Los paisajes salvajes de los salares: el desierto blanco y rosa del sur de Francia
🚀 Lo esencial
- Concepto clave : Los salares de la Camarga combinan la evaporación solar tradicional con la producción industrial.
- Consejo práctico : Visitar al amanecer en verano para conseguir los mejores colores, llevar protección solar y prismáticos.
- ¿Sabías que? El color rosa procede de microalgas (Dunaliella) y bacterias halófilas, y los camarones salinos alimentan a los flamencos.
Luz que desorienta.
Imagínese caminando sobre una costra salina, bajo un cielo extremadamente claro, con charcas poco profundas que reflejan un blanco metálico y, más lejos, franjas de rosa intenso. Máquinas pequeñas trabajan, rastrillos marcan las parcelas, gardians a caballo cruzan los diques, y flamencos rompen la línea del horizonte.
Espejos y crestas
Los salines de la Camarga son mesas de evaporación donde el agua de mar se conduce de estanque en estanque hasta que precipita la sal. Localidades como Salin-de-Giraud y los salares de Aigues-Mortes combinan patrimonio, industria y paisaje natural.
La recolección de sal existe desde la Antigüedad, y la organización moderna del salado se consolidó en el siglo XIX. Los montículos blancos son resultado de meses de evaporación solar y de cosechas estacionales, en especial en primavera y verano.

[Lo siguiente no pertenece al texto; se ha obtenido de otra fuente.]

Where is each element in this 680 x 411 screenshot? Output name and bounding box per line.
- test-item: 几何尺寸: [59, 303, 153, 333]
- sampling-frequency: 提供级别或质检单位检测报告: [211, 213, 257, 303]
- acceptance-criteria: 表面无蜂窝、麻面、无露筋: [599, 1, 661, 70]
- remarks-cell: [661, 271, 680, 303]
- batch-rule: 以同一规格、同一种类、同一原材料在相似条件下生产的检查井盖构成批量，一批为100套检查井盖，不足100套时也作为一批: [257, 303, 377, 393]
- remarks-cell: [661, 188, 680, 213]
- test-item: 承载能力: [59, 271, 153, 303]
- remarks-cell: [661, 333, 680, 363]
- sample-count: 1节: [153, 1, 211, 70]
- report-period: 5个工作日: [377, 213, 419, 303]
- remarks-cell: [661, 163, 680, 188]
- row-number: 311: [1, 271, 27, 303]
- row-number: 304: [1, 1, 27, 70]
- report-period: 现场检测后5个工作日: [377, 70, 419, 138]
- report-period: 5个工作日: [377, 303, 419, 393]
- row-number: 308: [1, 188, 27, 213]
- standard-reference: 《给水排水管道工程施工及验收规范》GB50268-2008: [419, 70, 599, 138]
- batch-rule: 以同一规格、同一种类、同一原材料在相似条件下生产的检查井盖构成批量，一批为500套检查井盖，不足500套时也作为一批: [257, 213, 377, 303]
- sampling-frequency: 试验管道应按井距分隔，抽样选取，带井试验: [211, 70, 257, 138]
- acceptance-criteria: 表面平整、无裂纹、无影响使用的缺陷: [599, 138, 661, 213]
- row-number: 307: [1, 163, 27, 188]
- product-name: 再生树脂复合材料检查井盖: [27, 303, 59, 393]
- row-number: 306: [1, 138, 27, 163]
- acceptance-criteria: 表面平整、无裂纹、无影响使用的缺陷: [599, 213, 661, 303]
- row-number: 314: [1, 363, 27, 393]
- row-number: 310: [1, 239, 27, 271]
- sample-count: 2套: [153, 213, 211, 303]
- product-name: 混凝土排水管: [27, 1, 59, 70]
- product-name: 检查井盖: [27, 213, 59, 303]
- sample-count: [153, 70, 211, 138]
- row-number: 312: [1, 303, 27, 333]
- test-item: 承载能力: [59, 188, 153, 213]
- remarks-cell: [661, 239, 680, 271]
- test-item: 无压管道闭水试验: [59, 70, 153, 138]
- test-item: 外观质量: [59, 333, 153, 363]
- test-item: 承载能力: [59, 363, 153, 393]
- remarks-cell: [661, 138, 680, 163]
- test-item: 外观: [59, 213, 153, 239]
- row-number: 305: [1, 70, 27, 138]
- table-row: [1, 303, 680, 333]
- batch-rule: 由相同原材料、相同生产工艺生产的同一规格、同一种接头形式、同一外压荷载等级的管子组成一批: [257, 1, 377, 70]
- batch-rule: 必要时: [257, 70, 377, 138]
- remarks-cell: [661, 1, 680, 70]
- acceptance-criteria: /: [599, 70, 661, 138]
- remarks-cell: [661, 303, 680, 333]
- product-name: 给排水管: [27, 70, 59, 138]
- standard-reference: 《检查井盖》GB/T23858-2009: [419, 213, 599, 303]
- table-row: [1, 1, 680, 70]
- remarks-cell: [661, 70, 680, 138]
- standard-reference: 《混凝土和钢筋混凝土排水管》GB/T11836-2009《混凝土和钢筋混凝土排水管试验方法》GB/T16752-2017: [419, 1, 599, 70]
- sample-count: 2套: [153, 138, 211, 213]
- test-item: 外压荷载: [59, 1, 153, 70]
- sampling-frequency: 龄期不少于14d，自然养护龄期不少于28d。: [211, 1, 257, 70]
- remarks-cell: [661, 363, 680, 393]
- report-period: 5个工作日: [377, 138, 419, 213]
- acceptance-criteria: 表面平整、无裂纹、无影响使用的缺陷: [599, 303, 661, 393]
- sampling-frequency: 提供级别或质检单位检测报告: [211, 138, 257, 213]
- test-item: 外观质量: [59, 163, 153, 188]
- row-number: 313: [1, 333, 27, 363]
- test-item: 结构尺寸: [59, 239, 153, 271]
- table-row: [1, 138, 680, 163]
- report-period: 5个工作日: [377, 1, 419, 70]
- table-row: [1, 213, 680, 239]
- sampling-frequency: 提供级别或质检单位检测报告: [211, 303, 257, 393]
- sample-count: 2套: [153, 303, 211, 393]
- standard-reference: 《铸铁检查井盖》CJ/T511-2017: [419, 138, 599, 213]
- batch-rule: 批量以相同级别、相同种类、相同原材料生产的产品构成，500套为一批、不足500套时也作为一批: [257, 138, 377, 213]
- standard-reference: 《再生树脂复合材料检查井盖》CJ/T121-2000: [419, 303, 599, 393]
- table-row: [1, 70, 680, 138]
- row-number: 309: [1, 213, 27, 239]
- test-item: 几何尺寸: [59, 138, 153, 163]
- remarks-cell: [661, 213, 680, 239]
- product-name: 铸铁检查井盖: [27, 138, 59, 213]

Es posible ver la recogida manual de la flor de sal, muy valorada en la cocina, así como la recogida mecanizada destinada al consumo masivo. Textura, color y olor son signos de una práctica que une mar y tierra desde hace siglos.
Colores vivos
El rosa no es simple adorno, es vida. La microalga Dunaliella salina acumula carotenoides en salinidades extremas, y bacterias halófilas aportan tonos cálidos. Así nacen las franjas rosadas características.
Estos hábitats extremos albergan artemia, pequeños crustáceos que sostienen a los flamencos. Desde los años 1970, la Camarga se ha consolidado como un área clave para la nidificación y alimentación del flamenco común, y los salares forman parte del Parc naturel régional de Camargue, creado en 1970.
Los gardians, jinetes tradicionales de la Camarga, recorren estas llanuras salinas desde hace generaciones. Sus botas impregnadas de sal y sus rostros curtidos son prueba de una presencia humana que conecta la ganadería con la industria marina.
Usos, retos y consejos
La producción de sal es a la vez una actividad económica y un desafío de conservación. Grandes empresas gestionan salares industriales, mientras productores locales preservan saberes artesanales. Conjugar economía y biodiversidad exige una gestión cuidadosa del agua y de los calendarios.
El cambio climático y la variabilidad de las lluvias afectan la previsibilidad de la evaporación, y por ende la producción. Al mismo tiempo, los hábitats que constituyen los salares son vitales para aves migratorias, lo que convierte la gestión en una responsabilidad compartida.
Para visitantes: vaya a primera hora, respete zonas privadas y operativas, únase a visitas guiadas cuando sea posible, y lleve agua y protección solar. Unos prismáticos mostrarán el comportamiento de los flamencos, y un simple rastrillo evoca un oficio moldeado por siglos.